Con le successive pubblicazioni  presso Adelphi, la poetessa ha sdoganato il genere letterario più difficile al mondo, evidentemente con la stessa appropriata motivazione  del Nobel: l’ironia, la sua cifra narrativa, meglio rappresentata che assieme al paradosso e alla semplicità dei suoi versi, la immortalano come “poeta non poeta”; amava ripetere 
- Il poeta odierno è scettico e diffidente anche - e forse soprattutto - nei confronti di se stesso. 
Dichiara malvolentieri in pubblico di essere poetessa - quasi se ne vergognasse un poco.
 Ma nella nostra società chiassosa è molto più facile ammettere i propri difetti le proprie paure, se si presentano bene, e  meno le proprie qualità, perché sono più nascoste, e noi stessi non ne siamo convinti fino in fondo.

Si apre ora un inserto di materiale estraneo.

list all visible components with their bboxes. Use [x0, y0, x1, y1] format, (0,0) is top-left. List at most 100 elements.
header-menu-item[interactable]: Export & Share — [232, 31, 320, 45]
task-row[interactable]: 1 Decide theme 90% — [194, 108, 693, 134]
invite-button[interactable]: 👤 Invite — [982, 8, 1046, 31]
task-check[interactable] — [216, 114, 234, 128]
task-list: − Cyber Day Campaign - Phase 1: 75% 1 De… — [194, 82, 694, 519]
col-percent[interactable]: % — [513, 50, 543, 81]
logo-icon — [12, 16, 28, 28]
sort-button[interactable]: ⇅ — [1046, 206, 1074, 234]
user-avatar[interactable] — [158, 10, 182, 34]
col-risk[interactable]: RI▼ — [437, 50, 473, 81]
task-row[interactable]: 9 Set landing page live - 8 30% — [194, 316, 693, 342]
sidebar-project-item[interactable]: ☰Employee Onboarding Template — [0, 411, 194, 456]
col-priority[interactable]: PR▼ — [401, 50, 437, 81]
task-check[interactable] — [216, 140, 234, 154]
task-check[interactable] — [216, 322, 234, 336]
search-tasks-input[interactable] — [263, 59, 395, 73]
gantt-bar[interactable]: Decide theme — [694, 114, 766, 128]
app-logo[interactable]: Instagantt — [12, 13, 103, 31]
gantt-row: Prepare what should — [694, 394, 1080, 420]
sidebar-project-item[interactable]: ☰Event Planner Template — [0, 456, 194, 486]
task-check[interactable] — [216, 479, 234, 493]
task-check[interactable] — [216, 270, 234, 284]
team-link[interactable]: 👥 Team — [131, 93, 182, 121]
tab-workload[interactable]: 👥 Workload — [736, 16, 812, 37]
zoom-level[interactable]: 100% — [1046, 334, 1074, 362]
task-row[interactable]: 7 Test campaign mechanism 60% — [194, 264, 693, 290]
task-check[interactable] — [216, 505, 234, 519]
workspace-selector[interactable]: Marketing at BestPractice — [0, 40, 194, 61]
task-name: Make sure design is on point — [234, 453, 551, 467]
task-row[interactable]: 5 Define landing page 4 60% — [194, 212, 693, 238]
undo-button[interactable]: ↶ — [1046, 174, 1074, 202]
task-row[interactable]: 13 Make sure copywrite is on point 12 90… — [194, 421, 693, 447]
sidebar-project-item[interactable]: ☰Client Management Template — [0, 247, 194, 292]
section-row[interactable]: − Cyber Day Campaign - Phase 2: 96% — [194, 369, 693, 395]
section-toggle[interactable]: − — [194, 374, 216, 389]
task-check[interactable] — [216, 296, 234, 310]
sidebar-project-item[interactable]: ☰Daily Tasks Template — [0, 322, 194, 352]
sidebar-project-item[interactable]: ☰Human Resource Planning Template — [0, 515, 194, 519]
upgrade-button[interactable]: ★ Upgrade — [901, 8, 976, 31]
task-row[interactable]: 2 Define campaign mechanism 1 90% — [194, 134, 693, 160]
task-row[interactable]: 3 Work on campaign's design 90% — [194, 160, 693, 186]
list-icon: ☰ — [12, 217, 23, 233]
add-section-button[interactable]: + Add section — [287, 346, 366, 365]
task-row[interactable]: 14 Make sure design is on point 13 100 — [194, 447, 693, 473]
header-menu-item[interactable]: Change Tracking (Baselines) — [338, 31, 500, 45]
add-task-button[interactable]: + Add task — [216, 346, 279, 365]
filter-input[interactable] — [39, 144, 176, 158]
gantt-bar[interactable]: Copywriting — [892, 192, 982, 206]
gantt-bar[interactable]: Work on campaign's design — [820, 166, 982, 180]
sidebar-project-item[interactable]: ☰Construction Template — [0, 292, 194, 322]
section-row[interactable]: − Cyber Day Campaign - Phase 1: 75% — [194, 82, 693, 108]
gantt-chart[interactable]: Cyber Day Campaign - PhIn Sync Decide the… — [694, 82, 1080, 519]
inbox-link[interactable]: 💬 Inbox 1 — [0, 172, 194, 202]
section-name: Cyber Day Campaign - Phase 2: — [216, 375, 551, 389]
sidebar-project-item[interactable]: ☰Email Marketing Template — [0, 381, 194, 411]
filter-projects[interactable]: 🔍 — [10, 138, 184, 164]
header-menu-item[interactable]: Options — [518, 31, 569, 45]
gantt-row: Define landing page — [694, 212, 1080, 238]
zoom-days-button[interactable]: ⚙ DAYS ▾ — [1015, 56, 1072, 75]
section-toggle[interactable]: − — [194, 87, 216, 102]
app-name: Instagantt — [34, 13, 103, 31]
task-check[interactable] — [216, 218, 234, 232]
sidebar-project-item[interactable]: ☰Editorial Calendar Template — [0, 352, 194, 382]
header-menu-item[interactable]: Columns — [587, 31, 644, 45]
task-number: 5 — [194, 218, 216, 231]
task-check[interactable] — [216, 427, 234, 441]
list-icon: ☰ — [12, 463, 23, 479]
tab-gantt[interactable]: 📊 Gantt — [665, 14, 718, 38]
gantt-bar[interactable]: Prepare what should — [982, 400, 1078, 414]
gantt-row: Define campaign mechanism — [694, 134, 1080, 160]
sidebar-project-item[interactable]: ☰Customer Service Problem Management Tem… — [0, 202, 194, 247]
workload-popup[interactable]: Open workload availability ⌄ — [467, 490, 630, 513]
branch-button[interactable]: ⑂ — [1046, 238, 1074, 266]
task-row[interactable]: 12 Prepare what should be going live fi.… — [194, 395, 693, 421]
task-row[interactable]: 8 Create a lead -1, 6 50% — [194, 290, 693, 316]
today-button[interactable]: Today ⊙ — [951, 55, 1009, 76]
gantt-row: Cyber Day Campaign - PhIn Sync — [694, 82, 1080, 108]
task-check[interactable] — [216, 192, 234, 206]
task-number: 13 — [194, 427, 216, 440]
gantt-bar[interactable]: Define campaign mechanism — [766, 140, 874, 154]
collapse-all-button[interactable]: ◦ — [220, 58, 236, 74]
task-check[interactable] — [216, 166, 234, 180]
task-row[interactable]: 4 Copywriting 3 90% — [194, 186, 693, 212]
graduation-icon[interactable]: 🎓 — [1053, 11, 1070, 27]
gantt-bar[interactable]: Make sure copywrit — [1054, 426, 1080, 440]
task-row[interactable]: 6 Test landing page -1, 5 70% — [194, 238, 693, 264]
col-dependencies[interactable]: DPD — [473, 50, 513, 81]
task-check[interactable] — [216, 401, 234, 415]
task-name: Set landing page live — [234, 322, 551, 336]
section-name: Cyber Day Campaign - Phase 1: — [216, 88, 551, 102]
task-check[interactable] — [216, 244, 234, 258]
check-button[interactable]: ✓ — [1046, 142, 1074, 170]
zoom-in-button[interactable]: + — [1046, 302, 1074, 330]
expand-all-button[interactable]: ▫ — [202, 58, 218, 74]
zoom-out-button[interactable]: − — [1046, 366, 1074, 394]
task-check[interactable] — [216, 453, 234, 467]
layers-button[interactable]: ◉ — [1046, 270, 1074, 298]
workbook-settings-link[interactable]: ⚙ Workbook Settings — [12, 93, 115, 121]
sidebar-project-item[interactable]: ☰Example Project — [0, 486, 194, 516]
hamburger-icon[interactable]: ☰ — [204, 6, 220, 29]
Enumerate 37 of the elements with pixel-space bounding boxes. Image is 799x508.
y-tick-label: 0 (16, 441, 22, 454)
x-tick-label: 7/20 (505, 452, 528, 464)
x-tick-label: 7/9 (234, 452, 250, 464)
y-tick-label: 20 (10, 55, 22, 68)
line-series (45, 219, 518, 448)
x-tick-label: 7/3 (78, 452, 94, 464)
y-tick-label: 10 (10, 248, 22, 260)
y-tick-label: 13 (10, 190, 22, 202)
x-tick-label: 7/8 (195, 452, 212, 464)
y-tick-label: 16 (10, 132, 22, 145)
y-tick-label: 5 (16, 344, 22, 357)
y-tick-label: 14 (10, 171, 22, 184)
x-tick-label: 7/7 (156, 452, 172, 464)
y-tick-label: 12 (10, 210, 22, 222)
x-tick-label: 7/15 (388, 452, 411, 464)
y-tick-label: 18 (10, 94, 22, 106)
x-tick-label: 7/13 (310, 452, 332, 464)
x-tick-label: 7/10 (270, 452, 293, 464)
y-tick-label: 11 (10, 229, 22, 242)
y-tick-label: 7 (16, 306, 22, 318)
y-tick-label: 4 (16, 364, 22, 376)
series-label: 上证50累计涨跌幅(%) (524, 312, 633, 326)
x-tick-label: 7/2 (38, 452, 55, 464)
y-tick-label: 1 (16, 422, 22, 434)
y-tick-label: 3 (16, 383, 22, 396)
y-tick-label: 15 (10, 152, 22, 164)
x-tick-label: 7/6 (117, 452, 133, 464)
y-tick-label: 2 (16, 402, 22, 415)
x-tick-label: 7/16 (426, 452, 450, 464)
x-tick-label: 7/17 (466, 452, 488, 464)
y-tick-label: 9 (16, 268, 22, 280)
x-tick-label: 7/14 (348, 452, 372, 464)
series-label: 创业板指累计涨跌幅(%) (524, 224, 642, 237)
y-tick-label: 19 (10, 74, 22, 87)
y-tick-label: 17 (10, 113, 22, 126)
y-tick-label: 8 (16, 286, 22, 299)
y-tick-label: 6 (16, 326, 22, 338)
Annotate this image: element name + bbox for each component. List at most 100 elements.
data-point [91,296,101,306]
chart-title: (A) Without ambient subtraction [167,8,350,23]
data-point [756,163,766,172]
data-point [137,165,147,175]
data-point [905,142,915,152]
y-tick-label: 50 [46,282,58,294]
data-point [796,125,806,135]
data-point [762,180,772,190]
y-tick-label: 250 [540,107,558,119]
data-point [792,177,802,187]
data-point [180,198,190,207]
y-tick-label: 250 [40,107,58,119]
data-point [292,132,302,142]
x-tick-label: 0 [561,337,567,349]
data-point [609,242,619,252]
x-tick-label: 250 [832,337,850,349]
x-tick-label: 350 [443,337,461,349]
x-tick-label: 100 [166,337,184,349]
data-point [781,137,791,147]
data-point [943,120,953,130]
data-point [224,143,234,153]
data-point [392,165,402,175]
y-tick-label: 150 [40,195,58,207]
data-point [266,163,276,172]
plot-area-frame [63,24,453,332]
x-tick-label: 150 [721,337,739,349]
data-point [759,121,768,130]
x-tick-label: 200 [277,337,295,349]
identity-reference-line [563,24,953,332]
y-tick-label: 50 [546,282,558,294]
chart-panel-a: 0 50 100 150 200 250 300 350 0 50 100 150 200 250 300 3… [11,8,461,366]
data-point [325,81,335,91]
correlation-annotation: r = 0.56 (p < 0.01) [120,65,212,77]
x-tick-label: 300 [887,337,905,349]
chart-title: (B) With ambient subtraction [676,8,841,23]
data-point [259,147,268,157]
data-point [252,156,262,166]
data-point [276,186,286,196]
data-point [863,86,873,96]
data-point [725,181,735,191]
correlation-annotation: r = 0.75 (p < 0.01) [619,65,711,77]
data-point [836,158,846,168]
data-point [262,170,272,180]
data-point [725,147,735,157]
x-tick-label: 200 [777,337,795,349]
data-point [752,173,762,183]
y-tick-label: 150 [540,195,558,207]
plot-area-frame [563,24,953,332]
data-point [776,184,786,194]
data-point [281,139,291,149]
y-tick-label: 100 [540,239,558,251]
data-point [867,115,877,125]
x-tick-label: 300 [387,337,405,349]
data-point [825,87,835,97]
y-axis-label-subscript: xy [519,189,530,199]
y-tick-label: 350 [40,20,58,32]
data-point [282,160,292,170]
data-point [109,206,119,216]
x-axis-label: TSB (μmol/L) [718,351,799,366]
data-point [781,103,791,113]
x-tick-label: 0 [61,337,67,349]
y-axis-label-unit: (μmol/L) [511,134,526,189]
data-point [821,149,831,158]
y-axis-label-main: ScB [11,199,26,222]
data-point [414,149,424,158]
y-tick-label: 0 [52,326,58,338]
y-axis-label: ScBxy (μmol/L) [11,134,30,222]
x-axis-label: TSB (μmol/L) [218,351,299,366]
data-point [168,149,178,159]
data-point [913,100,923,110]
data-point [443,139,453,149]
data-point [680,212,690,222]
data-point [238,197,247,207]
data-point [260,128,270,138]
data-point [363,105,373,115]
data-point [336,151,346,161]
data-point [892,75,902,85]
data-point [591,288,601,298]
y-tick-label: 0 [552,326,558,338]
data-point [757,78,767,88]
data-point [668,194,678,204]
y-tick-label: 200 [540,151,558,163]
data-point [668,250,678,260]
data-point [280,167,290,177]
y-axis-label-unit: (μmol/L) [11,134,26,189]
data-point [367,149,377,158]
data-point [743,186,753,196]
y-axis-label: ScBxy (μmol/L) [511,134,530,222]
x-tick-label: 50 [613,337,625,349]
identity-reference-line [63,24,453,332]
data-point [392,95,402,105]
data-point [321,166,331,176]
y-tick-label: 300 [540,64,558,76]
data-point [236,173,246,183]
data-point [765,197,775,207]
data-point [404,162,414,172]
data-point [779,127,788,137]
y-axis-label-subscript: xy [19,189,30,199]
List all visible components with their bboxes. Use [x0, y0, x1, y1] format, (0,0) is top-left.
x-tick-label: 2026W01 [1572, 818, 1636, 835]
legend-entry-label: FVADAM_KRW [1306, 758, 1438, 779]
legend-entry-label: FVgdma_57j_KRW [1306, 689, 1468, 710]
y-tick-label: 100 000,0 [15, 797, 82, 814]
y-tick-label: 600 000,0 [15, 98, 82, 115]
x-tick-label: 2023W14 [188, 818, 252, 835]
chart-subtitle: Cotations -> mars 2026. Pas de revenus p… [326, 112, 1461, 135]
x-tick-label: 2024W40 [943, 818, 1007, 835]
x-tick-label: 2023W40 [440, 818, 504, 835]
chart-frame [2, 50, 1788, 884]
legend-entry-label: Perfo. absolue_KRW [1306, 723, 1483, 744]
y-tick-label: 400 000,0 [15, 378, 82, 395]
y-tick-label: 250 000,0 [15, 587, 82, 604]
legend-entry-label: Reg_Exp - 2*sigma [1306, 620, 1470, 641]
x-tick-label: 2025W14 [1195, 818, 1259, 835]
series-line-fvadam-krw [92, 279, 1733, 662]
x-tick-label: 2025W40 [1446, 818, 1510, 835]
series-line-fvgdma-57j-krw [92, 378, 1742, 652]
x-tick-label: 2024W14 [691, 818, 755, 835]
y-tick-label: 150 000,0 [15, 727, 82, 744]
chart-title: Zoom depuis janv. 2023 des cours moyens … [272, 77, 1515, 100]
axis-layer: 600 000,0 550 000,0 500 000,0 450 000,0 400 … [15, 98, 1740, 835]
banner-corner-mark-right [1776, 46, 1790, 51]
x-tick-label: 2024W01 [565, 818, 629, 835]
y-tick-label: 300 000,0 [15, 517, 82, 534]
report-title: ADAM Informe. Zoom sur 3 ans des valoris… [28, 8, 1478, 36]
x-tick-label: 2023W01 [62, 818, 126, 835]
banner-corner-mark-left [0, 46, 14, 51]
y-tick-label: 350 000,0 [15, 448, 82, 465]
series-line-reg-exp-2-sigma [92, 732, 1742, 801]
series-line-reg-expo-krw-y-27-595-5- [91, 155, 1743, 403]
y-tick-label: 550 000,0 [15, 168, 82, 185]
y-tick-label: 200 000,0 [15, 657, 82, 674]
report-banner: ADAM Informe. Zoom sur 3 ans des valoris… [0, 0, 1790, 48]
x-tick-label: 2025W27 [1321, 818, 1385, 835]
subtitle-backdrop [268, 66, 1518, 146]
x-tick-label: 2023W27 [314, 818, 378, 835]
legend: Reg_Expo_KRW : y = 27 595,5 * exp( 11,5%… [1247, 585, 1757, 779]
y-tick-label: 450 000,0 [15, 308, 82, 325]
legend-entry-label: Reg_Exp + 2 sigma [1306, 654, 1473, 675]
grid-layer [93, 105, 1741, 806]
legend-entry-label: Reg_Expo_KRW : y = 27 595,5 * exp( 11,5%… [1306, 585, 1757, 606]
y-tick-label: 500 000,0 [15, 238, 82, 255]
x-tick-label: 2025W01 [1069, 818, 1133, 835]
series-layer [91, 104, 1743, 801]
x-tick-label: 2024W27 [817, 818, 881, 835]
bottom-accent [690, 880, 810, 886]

In questionari o conversazioni occasionali, quando il poeta deve necessariamente definire la sua occupazione, egli indica un generico ‘letterato’ o nomina l'altro lavoro da lui svolto.

 La notizia di avere a che fare con un poeta viene accolta dagli impiegati o dai passeggeri sull'autobus con una leggera incredulità e inquietudine”.

Possiamo solo credere che rileggerla con lieve soavità e leggerezza, renderà la sua assenza una distanza ravvicinabile come l'esistenza di un <<(il)gatto in un appartamento vuoto>> Poesia che lei scrisse in occasione della morte del suo compagno di vita, il poeta polacco Kornel Filipowicz)





Morire – questo a un gatto non si fa.


Perché cosa può fare il gatto in un appartamento vuoto?

Arrampicarsi sulle pareti.

Strofinarsi tra i mobili.

Qui niente sembra cambiato,
 eppure tutto è mutato.

Niente sembra spostato,
 eppure tutto è fuori posto.

E la sera la lampada non brilla più.

Si sentono passi sulle scale,
 ma non sono quelli.

Anche la mano che mette il pesce nel piattino

non è quella di prima.
Qualcosa qui non comincia
 alla sua solita ora.

Qualcosa qui non accade
 come dovrebbe.

Qui c’era qualcuno, c’era,
e poi d’un tratto è scomparso,

e si ostina a non esserci.

In ogni armadio si è guardato.

Sui ripiani è corso.

Sotto il tappeto si è controllato.

Si è perfino infranto il divieto

di sparpagliare le carte.

Cos’altro si può fare.

Aspettare e dormire.

 ...(...)
<<Non c'è vita che almeno per un attimo non sia immortale>>.